Ohhh look an online scientific calculator ^^^ (except it's jamm packed full of distracting advertising all around the edges ... how distracting especially if one is ADD (like me) ) - reminds me of another wedbsite / message board can't quite place it... :scratchchin: Ahhh it will come back to me

@drcielo lol...

Free Online Math Calculator and Converter

^^^ you can get into a lot of trouble here ... I don't think their 'taper" calculator was made by or for machinists (cough cough).

I dunno man I'm wondering where the sticks / monkey / banana guy is ?

Later,

Peace
 
Thermite,
All this started when I was thinking about converting a solid casting L1 chuck to D1-8.
I've not seen an adapter available, and not sure if I could convert one, to screw onto the existing thread.
Just "chasing this rabbit" a little. No decisions made yet.
Thanks, to all, for input.
Bob
 
Thermite, Thanks again for your input.

IMG_3343.jpg


I thought about machining the back face flat, but the boss for the L1 taper is very small. From the back, I have nothing to bolt to, unless I bolt straight through to the front. I guess I could use 8 bolts, one either side of the Tee slots, but there's not much support.
Bob
 
Every taper I turn with the compound is precise, precisely the wrong angle so don’t feel bad!,
Thermite nailed it
Mark
 
Making a male taper between centers easier (IMO) because one can pull the part and bench check it. Making it longer would make checking better to insure better accuracy. If it was made 1 1/2" (or 2") long then it could be checked by pulling a 1" 123 block from the checking station, and easier rough checking on the lathe with a caliper. If a male taper was made it might be used as a lapping device to work in the last .001 or so of the female taper.
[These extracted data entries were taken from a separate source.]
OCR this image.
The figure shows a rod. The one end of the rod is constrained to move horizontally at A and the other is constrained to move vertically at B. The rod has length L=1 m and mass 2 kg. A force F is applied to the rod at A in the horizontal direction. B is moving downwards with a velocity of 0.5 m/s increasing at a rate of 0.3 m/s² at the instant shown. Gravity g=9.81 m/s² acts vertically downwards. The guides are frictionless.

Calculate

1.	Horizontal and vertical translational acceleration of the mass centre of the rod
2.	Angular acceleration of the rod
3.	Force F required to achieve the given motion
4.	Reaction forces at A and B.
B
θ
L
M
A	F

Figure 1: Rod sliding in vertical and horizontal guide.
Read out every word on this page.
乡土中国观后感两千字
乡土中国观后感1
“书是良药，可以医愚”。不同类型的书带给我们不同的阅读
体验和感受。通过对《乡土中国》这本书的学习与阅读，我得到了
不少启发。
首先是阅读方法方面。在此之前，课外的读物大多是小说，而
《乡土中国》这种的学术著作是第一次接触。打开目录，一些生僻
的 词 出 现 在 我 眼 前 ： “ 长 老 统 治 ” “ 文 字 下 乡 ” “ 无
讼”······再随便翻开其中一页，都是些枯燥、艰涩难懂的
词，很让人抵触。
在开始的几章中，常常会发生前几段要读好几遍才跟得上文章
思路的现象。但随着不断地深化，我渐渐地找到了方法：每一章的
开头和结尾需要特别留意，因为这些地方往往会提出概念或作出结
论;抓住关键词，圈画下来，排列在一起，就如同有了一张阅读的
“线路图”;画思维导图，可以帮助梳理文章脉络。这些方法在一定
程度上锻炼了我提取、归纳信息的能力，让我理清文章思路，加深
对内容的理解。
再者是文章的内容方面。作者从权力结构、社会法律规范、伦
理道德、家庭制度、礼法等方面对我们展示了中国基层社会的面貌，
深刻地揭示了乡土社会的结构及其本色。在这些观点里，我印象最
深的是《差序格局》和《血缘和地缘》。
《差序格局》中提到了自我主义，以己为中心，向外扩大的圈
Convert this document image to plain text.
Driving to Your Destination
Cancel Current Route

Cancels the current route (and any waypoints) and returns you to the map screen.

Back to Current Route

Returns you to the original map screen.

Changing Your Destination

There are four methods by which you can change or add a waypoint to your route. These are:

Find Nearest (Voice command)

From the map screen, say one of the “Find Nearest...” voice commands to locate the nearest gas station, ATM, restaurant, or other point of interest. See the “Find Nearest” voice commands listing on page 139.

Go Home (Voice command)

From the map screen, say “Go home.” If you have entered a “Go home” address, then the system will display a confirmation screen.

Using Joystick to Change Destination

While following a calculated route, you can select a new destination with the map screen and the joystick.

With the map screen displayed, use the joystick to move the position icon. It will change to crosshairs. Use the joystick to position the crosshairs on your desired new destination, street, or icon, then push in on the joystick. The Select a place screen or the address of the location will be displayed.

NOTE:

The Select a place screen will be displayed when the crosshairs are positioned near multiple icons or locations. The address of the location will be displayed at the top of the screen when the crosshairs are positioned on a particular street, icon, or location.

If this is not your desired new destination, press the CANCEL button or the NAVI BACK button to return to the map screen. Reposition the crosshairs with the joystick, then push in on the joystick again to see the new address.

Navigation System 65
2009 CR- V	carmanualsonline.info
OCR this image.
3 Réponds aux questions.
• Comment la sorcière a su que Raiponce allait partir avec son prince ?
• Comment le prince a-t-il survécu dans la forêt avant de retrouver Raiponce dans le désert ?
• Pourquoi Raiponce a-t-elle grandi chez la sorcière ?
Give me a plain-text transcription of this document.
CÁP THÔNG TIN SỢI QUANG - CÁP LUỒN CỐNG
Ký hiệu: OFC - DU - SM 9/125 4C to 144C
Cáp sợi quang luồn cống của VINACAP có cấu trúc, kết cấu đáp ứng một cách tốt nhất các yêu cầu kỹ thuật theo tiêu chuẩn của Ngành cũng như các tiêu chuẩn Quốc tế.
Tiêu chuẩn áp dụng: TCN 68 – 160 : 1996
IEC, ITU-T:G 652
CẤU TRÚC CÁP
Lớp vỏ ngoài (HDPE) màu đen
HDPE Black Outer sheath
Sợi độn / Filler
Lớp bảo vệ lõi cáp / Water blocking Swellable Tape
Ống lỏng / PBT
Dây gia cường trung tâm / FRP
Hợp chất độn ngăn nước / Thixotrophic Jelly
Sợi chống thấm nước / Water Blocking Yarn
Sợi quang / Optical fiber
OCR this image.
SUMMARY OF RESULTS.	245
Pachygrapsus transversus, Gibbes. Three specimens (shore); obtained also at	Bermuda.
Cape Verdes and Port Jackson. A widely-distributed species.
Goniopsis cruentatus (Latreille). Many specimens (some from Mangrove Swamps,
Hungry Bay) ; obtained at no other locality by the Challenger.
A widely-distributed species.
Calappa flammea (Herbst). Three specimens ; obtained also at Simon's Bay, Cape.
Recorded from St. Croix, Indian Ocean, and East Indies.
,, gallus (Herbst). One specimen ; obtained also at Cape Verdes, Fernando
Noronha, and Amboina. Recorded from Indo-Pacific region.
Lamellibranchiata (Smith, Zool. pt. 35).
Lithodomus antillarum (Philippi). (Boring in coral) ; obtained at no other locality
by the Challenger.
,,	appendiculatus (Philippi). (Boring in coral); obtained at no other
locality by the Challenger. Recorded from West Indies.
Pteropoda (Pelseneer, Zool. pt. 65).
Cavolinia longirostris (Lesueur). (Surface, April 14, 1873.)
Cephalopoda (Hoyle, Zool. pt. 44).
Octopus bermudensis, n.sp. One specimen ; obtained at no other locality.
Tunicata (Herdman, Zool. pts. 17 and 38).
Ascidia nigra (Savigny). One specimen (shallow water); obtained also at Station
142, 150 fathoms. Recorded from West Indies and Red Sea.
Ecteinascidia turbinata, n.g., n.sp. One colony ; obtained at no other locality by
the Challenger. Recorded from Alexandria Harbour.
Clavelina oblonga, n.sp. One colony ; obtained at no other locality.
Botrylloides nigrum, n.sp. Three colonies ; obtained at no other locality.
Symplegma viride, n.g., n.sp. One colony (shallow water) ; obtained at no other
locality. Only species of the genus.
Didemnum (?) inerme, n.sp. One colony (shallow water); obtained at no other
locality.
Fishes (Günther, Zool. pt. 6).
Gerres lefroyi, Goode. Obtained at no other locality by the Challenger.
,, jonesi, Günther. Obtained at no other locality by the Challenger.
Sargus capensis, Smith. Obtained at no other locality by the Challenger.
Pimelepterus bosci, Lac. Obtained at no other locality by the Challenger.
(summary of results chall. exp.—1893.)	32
Yes, checked in a sine plate would be best.

I have never done, so just thinking out loud.

Having a gauge/lapping device like this one could put a center in a drill or mill and set that center in the lapper's big end and so have the out end stabilized dead over center.

At the very least just use the male taper for a gauge with not any lapping with it.
 
Thanks for all the input.
Just to recap, I'm thinking of converting a big 4 jaw with an L1 taper, to go on a D1-8 spindle using an adapter.
If you look at the photo above of the back of the chuck, there's not enough material in the original casting to remove the L1 taper, and start with a flat back.
Hence the notion of making an adapter that would screw onto the L1, then machine that to the D1-8 taper, and add locking pins.
One point that has me concerned is how I would center the adapter on the L1 threads.
It would be quite difficult to turn the L1 threads.
It would also be quite, maybe very, difficult to turn the D1 taper, in conjunction with the mating D1-8 face.
Overall a very difficult project.
I have just picked up me a "new to me" lathe, and it includes a 15" 4 jaw, as well as a 12" 6 jaw. (D1-8).
So I will stick with this for now, and maybe try to sell my Italian 18" 4 jaw (L1), in very good condition.
Thanks again for all the excellent input.